貧困・虐待・ヤングケアラーそんなの昔は当たり前たった。では、昔の当たり前が今はなぜ問題なのか?
『貧困・孤立からコモンズへ』出版によせて
札幌若者支援総合センター(Youth+センター) 館長 松田考
そんなの、昔はみんな当たり前だった。貧困、虐待、ヤングケアラーなど、子どもや若者を取り巻く社会課題に携わっていると、しばしば耳にする言葉だ。昔の子どもたちは集まれば「腹減ったなぁ」が合言葉で、丸めた新聞紙のボールを持ち寄って遊び、誰もが近所の頑固爺からゲンコツを食らい、家に帰れば小さな弟や妹をおぶっていた。そう、そんなの昔はみんな当たり前だったのだ。
では、昔の当たり前が今はなぜ問題なのだろうか。想像してみてほしい。「腹減ったなぁ」は、もはや仲間の合言葉ではなくなった。ゲームが無ければ、持ち寄って遊ぶ輪に入れない。理不尽な暴力を受けていても、それを周りに知られることは恥ずかしい。きょうだいの世話のために、放課後は誰より先に教室を出る。そんな日々が「あなただけの当たり前」だとしたら、現代の子どもや若者を取り囲む社会課題は「孤立」に収束することができるだろう。
本書は、そんな孤立に立ち向かう12人のトップランナーによる共闘の足跡である。第Ⅰ部では、研究者が中心となって豊富なデータに基づいた冷静かつ客観的な分析を通じて、今の子どもや若者が抱える孤立リスクの正体を明らかにしていく。しかし、読み進めていくうちに、単なる考察を超えたメッセージが込められていることに気づく。

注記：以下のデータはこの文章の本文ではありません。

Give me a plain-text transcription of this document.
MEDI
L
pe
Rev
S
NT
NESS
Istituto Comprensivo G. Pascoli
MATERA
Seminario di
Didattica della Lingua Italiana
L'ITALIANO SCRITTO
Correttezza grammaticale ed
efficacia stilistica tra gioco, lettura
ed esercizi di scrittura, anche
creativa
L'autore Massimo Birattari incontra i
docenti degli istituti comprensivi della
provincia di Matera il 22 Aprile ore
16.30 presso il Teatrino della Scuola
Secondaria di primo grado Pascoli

こども家庭庁への期待やNPOなどの市民活動へのエールがそれであり、全ては「子どもの未来をあきらめない」という強い希望を伴って第Ⅱ部へと続いていく。
第Ⅱ部では、各分野の実践者が抱える課題が読み手に共有される。多くのSOSに応えてきた著者たちでさえ、「そもそも助けてと言えない子どもや親がいる」ことを揃って強調する。外国にルーツのある子どもたちや貧困状態にある子どもたちに学習支援が必要であることは分かっていても、当人が「将来のために勉強しよう」と思わなければ、支援のスタートラインに立つことすら難しい。
終章では、編者である青砥恭がローカル・コモンズという概念を提唱し、本書の希望と課題を統合する。青砥によれば、ローカル・コモンズとは包摂的な地域コミュニティであり、究極的には「地域のこどもたちを地域のみんなで育てていく」という価値を共有するまちづくりである。
誰もが貧しく助け合っていた昔をただ懐かしむのではなく、現代社会の課題を個人や世帯に押し込めて孤立させるのでもなく、新しい時代のローカル・コモンズを子どもたちと共に創っていく。そこに希望を見出すのである。課題でさえも寄せ集まれば希望となる。その点で本書もまた、ローカル・コモンズである。